Sitting at the confluence of two rivers, the Sacramento area has one of the highest flood risks in the country. Congresswoman Matsui is a stalwart champion for increased flood protection, levee improvements and keeping flood insurance rates affordable. She is at the forefront of the effort to build the Joint Federal Project at Folsom Dam, a $1 billion project that is a model of cooperation and efficiency. She also fights to preserve the region’s water rights and resources within the ongoing Bay Delta Conservation Plan.

Congresswoman Matsui passionately works to increase public transportation options in Sacramento. She is engaged in the planning and execution of an intermodal transportation center in downtown Sacramento, was instrumental in securing federal funds to extend Sacramento’s light rail system, and is a leading proponent and has helped secure critical federal resources for a streetcar system linking Sacramento and West Sacramento.

She has worked tirelessly to improve access to high quality health care in Sacramento and across the nation. Through her committee work, Congresswoman Matsui helped author the Affordable Care Act, and she continues to advocate for access to high quality health care services. She is a champion in Congress for improving our nation’s mental health care system, and secured passage of landmark bipartisan legislation, the Excellence in Mental Health Act, which provides $1 billion to strengthen the mental health safety net.

Congresswoman Matsui has been a leader in Congress on promoting policies which address the effects of a changing climate, serving as a co-chair of the Sustainable Energy and Environment Coalition (SEEC). She has authored a number of legislative proposals aimed at boosting clean energy manufacturing and financing to help smaller clean energy companies grow and create jobs. Thanks in large part to her efforts, the Sacramento region has been transforming into a clean-tech capitol, with over 200 companies in the region.
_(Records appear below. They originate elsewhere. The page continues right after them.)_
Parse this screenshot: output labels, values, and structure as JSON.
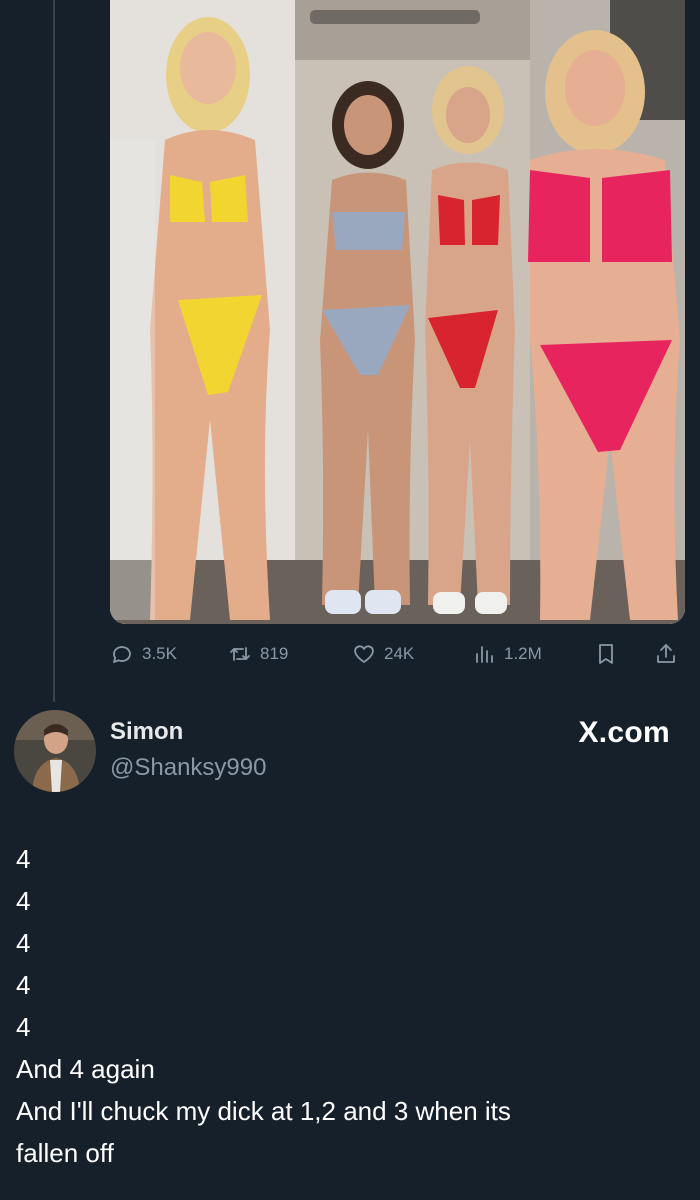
{
  "previous_post": {
    "media": {
      "icon": "photo",
      "description_colors": {
        "wall": "#d8d3cc",
        "bikini_yellow": "#f2d531",
        "bikini_grey": "#9aa8bf",
        "bikini_red": "#d8242e",
        "bikini_pink": "#e8245e"
      }
    },
    "actions": {
      "reply_count": "3.5K",
      "repost_count": "819",
      "like_count": "24K",
      "views_count": "1.2M"
    }
  },
  "post": {
    "author": {
      "name": "Simon",
      "handle": "@Shanksy990"
    },
    "site_tag": "X.com",
    "text_lines": [
      "4",
      "4",
      "4",
      "4",
      "4",
      "And 4 again",
      "And I'll chuck my dick at 1,2 and 3 when its",
      "fallen off"
    ]
  },
  "colors": {
    "background": "#15202b",
    "muted_text": "#8b98a5",
    "primary_text": "#ffffff",
    "thread_line": "#38444d"
  }
}
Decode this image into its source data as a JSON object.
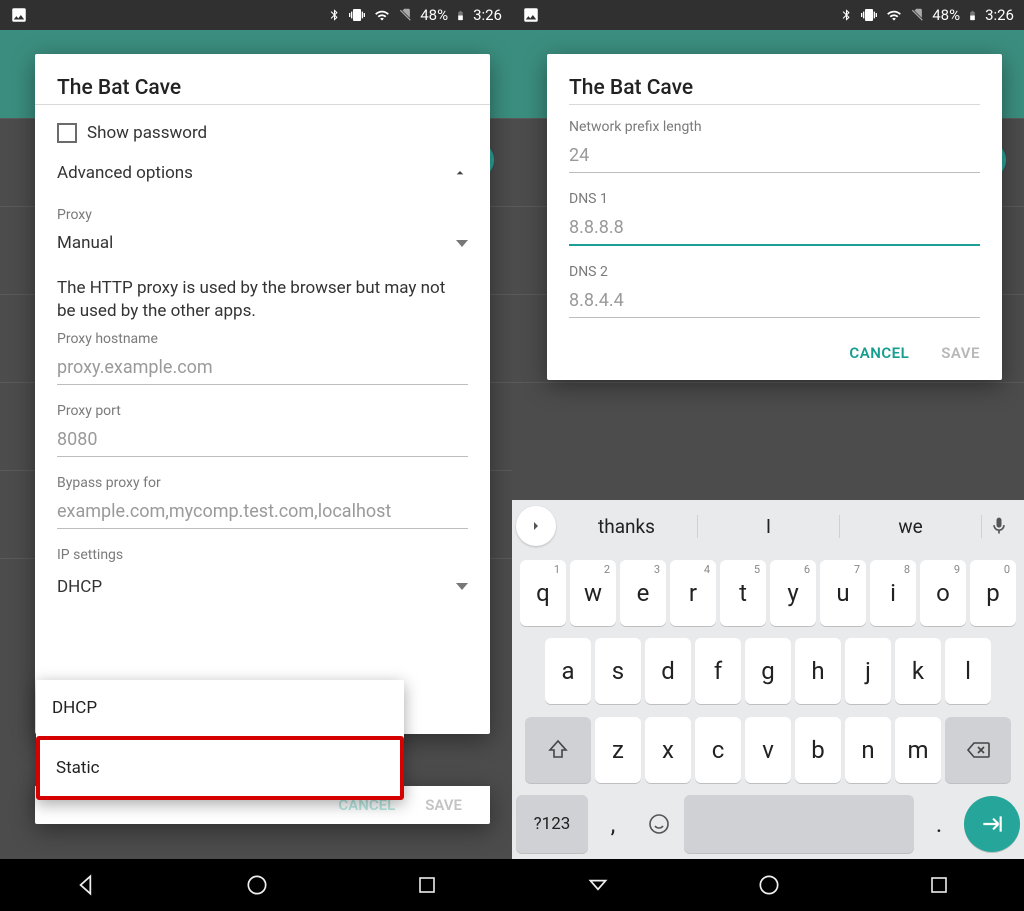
{
  "status": {
    "battery": "48%",
    "time": "3:26"
  },
  "left": {
    "title": "The Bat Cave",
    "show_password": "Show password",
    "advanced_options": "Advanced options",
    "proxy_label": "Proxy",
    "proxy_value": "Manual",
    "proxy_hint": "The HTTP proxy is used by the browser but may not be used by the other apps.",
    "hostname_label": "Proxy hostname",
    "hostname_placeholder": "proxy.example.com",
    "port_label": "Proxy port",
    "port_placeholder": "8080",
    "bypass_label": "Bypass proxy for",
    "bypass_placeholder": "example.com,mycomp.test.com,localhost",
    "ip_label": "IP settings",
    "ip_options": [
      "DHCP",
      "Static"
    ],
    "cancel": "CANCEL",
    "save": "SAVE"
  },
  "right": {
    "title": "The Bat Cave",
    "prefix_label": "Network prefix length",
    "prefix_value": "24",
    "dns1_label": "DNS 1",
    "dns1_placeholder": "8.8.8.8",
    "dns2_label": "DNS 2",
    "dns2_placeholder": "8.8.4.4",
    "cancel": "CANCEL",
    "save": "SAVE"
  },
  "keyboard": {
    "suggestions": [
      "thanks",
      "I",
      "we"
    ],
    "row1": [
      [
        "q",
        "1"
      ],
      [
        "w",
        "2"
      ],
      [
        "e",
        "3"
      ],
      [
        "r",
        "4"
      ],
      [
        "t",
        "5"
      ],
      [
        "y",
        "6"
      ],
      [
        "u",
        "7"
      ],
      [
        "i",
        "8"
      ],
      [
        "o",
        "9"
      ],
      [
        "p",
        "0"
      ]
    ],
    "row2": [
      "a",
      "s",
      "d",
      "f",
      "g",
      "h",
      "j",
      "k",
      "l"
    ],
    "row3": [
      "z",
      "x",
      "c",
      "v",
      "b",
      "n",
      "m"
    ],
    "symbols": "?123",
    "comma": ",",
    "period": "."
  }
}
Congresswoman Matsui is also a leader on technology and telecom policy. She is a leading proponent of net neutrality and ensuring access to the free and open Internet, authoring legislation that would prohibit so-called Internet fast lanes from harming consumers, small businesses and innovators. As the co-chair of the bipartisan Congressional High Tech Caucus, she advocates for policies to expand the innovative use of technology across every sector of the economy. She also is an ardent supporter of advancing STEM education, especially for women and girls.

During the 114th Congress, Congresswoman Matsui was elected by her peers to serve as a co-chair of the bipartisan Congressional Caucus for Women’s Issues. As co-chair, she worked closely with the 88 women Members of the House to advance issues that matter most to women in the United States. In addition, she chaired the Democratic Women’s Working Group, which advocates for an economic agenda for women and families.

After growing up on a farm in California’s Central Valley, Congresswoman Matsui met her husband, the late Congressman Bob Matsui, while attending the University of California at Berkeley. During President Clinton’s first term in office, she served as one of eight members of the President’s transition board. She later served for six years as Deputy Assistant to the President in the White House Office of Public Liaison.

Congresswoman Matsui has a son Brian Matsui and a daughter-in-law Amy Matsui. She has two grandchildren, Anna and Robby.